Online market platforms such as Lyft, Airbnb and TaskRabbit have claimed that they are third-party settlement organizations who, under IRS rules, only have to report payments to the agency if they exceed 200 transactions totaling more than $20,000 to an individual freelancer.

“Most payments made to the sharing economy participants are not reported because of the higher thresholds,” said Viswanathan, resulting in an incentive for workers to not pay taxes on that income. The situation also allows companies to pay less to workers than if the payments were taxed as gross income.

“As a result, payors do not report several billion dollars to the IRS, and most of that is likely unreported by taxpayers,” he said.

By 2020, about 40 percent of the workforce is expected to earn at least some income through the gig economy, resulting in even bigger tax compliance issues. Congress could react by imposing tighter reporting requirements on the digital market platforms at the heart of the gig economy, said Viswanathan.

Five Tips for Tapping Into the Gig Economy

Free up cash and turbo-boost growth and profits: You can cut direct labor costs roughly 30 percent, save on office space and free up other resources by hiring independent workers. The gig economy’s online platforms can also provide skilled workers as needed for projects or seasonal swings in demand. McKinsey & Co. estimates the strategy can boost profit margins by 2.75 percentage points through lower labor and fixed costs.

Optimizing employee recruitment: Use digital labor platforms to rapidly screen and recruit workers and support a shifting mix of project teams, says McKinsey. Such platforms can help with creating a more personalized “onboarding” experience that brings workers up to speed more quickly.

Beware fuzzy definitions: Legal definitions of who is an employee, a direct contractor for a company, or someone doing short-term gigs through a digital platform have not caught up with the gig economy’s rapid rise. The IRS and courts are thrashing those issues out case by case. But that creates uncertainty, which is bad for business and scary for investors, said Alexander.
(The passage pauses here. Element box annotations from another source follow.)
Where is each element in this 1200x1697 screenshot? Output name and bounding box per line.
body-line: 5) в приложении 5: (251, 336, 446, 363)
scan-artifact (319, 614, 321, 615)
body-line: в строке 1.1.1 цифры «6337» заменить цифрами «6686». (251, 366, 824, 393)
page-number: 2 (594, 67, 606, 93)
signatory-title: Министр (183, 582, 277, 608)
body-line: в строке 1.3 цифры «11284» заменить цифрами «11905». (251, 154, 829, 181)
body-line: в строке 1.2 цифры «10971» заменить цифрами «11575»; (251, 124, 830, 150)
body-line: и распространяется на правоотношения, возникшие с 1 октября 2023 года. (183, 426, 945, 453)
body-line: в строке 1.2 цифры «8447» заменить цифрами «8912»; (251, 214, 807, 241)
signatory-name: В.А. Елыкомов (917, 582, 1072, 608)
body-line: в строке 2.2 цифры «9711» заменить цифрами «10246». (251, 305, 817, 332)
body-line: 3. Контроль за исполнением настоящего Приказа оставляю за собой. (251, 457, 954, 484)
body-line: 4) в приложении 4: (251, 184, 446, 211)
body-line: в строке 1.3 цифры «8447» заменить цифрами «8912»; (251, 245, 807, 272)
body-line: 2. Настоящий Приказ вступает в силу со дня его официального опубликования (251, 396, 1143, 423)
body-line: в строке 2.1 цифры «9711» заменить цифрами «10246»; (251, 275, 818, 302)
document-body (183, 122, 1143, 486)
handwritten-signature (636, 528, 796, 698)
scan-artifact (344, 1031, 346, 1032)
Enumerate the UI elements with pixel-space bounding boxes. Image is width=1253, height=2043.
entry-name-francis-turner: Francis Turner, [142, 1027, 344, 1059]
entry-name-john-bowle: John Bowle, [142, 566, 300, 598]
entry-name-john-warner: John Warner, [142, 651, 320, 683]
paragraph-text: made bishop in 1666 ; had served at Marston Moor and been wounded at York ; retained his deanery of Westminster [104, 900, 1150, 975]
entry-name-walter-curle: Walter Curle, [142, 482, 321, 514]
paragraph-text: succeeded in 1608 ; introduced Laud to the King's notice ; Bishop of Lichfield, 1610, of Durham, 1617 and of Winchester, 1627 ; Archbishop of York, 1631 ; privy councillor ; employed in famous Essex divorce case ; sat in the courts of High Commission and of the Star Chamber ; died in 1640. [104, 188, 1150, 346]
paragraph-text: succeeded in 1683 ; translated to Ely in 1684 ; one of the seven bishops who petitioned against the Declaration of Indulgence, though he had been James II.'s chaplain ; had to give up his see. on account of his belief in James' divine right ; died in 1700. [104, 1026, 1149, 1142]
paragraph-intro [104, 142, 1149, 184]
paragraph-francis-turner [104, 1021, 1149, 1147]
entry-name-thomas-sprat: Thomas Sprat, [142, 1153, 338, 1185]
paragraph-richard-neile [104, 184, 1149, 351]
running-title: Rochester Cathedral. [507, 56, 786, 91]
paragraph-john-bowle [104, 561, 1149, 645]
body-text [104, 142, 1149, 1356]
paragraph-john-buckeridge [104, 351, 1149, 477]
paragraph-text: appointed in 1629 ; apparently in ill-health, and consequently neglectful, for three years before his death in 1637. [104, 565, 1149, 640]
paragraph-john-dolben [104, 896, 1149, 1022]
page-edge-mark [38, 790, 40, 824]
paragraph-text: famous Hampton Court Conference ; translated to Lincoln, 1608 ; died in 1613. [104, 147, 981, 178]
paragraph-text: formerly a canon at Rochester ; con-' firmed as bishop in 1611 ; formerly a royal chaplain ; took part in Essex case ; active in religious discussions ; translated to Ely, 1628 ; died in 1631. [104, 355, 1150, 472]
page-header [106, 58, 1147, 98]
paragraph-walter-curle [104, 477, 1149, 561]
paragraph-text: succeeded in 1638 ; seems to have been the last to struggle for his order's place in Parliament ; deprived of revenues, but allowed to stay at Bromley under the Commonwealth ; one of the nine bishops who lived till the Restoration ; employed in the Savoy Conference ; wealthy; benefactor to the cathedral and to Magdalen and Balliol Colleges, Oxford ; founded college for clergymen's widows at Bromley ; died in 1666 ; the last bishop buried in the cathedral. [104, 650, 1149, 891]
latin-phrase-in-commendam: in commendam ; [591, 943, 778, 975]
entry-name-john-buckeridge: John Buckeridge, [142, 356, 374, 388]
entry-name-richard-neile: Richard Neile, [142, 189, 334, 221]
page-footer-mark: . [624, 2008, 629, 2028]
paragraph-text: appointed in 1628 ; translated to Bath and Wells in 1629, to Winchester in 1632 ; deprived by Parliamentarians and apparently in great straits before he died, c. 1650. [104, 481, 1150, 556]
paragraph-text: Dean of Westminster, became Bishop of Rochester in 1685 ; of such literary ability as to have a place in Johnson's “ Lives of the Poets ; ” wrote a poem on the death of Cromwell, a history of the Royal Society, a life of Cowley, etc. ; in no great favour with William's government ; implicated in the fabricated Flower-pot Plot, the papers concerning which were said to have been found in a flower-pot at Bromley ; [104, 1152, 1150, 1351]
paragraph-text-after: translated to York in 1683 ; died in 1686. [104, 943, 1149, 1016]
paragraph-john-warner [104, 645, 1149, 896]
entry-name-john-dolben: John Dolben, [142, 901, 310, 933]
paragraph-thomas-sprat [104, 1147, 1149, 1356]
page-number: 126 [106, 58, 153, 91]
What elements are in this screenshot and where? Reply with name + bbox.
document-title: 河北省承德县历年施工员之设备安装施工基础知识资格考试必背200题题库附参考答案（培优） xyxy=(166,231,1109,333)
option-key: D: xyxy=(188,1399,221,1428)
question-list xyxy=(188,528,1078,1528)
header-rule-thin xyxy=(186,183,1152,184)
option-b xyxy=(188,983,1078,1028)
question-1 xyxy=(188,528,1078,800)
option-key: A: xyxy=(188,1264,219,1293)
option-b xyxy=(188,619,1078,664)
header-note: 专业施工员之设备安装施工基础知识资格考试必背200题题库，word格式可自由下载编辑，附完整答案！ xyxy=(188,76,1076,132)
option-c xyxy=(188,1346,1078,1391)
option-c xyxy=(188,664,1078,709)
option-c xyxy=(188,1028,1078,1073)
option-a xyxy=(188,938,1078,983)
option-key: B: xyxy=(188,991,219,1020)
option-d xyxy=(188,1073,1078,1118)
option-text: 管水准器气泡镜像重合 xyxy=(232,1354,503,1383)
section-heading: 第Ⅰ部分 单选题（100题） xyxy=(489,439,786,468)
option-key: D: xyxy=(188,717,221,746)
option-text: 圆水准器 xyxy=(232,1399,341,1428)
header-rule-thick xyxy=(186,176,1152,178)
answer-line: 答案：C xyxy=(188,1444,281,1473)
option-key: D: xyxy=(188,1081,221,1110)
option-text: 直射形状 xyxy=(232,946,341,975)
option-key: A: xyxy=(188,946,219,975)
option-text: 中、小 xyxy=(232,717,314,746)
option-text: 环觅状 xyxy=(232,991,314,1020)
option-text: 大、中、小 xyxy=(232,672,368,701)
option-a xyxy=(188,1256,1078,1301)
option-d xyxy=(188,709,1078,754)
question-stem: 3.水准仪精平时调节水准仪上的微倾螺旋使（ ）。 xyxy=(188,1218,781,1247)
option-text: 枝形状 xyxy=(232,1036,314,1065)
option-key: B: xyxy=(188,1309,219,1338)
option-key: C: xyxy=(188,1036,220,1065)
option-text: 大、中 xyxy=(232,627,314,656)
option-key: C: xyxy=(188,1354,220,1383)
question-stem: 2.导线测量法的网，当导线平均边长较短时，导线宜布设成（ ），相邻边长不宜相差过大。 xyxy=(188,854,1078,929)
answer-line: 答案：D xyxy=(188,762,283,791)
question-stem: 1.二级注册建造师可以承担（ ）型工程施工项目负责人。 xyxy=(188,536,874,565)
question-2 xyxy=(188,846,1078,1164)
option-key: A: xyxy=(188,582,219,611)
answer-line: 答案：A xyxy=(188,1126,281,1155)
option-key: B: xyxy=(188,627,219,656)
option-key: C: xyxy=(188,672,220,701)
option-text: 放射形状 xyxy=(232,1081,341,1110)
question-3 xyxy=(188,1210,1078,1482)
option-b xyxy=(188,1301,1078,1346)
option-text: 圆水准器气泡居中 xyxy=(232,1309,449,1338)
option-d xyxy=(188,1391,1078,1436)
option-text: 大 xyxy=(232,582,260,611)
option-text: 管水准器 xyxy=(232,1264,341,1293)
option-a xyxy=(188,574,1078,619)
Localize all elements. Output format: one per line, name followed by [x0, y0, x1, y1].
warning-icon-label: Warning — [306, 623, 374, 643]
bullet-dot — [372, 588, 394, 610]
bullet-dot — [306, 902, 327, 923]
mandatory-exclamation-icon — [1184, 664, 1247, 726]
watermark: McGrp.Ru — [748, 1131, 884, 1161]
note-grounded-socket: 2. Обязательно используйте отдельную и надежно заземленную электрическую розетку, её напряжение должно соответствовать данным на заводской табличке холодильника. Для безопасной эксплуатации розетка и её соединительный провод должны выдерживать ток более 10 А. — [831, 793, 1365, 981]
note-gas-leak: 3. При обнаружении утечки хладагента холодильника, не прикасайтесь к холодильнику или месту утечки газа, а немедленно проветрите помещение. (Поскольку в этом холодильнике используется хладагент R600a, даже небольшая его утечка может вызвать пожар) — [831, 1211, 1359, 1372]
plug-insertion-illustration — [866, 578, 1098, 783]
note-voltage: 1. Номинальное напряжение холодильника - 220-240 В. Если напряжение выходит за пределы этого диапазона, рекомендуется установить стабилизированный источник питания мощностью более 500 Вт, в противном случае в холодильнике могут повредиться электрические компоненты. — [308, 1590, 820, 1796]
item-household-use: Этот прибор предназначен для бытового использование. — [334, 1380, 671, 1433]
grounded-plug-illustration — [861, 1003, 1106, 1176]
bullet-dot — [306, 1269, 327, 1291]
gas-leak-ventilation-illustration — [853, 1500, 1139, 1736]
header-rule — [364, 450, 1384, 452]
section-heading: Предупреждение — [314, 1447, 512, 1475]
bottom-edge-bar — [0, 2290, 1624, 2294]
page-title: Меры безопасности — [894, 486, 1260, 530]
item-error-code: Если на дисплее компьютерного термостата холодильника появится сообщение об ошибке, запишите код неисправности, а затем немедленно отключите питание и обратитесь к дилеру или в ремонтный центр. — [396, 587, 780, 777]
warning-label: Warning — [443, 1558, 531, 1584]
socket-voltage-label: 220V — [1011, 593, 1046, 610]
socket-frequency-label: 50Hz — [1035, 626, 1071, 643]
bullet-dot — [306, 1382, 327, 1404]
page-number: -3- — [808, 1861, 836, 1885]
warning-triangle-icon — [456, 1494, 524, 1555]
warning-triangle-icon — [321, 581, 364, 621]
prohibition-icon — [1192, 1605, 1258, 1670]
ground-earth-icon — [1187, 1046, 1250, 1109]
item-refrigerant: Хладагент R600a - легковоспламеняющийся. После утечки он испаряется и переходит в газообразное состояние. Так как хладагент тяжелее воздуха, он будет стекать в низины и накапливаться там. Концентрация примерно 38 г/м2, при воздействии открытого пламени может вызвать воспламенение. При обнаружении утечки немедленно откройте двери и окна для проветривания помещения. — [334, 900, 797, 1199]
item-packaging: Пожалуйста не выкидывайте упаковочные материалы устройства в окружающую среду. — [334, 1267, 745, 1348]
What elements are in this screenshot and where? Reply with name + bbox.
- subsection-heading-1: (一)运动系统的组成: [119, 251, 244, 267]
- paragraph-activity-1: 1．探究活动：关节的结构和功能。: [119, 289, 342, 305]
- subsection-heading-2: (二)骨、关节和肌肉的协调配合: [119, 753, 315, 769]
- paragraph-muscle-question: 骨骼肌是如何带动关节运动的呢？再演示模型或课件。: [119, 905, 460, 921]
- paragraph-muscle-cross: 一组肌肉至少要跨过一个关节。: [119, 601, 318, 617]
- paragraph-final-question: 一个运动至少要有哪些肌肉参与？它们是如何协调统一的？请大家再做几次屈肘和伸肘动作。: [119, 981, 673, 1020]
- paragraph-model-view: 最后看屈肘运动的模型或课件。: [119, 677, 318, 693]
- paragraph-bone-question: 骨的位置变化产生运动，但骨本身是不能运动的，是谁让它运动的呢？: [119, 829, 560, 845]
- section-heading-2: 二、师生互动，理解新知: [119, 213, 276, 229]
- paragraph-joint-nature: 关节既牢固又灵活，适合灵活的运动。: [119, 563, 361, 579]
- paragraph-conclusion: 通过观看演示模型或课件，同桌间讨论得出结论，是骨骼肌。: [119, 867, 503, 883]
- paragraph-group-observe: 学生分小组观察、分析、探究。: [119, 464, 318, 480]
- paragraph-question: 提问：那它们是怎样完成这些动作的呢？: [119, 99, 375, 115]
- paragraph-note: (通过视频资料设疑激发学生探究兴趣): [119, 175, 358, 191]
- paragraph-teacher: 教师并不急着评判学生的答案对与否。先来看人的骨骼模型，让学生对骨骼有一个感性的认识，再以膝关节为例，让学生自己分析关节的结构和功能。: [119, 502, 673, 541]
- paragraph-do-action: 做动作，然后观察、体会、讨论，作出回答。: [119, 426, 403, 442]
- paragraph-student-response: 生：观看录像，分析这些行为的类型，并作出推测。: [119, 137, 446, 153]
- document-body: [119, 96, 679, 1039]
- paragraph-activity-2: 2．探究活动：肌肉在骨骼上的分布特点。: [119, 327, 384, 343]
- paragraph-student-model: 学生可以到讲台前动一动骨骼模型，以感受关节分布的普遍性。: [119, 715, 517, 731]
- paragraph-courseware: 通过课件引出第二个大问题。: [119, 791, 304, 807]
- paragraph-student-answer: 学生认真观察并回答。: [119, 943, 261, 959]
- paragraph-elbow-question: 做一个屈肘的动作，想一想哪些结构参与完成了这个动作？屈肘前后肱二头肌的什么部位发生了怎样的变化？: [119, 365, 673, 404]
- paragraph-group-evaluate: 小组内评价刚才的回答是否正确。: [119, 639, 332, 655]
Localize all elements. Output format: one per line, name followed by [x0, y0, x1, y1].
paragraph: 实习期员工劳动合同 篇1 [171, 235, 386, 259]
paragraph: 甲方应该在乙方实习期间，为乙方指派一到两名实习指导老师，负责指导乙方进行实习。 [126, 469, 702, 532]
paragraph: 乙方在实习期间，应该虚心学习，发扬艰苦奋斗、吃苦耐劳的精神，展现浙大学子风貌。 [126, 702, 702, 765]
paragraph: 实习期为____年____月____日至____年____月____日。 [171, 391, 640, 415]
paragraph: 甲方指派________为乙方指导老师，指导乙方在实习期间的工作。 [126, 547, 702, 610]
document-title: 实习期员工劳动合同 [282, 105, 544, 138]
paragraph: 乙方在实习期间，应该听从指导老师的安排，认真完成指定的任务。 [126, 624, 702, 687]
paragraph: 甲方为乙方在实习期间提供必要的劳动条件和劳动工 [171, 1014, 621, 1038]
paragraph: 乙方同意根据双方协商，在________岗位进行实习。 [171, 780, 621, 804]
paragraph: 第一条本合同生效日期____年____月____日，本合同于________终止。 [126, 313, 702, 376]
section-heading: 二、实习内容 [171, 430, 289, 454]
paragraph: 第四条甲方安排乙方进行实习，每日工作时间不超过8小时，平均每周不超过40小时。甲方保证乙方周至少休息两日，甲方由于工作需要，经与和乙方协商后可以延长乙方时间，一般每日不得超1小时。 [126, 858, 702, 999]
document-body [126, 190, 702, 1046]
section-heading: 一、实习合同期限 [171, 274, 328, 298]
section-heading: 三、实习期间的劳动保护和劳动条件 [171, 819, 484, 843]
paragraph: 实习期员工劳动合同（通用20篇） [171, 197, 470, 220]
Keep track of gig work: Your HR department should be aware of who’s doing work for the company and why. If managers are using gig workers because the budget prevents them from hiring full-time employees, the risk of misclassification is higher, according to Forbes.

Hiring former workers as contractors: The same risk arises with hiring laid off or retired workers as contractors. The government may assume the employer is circumventing classification laws, especially if the contractors are doing the same duties as when they were employees.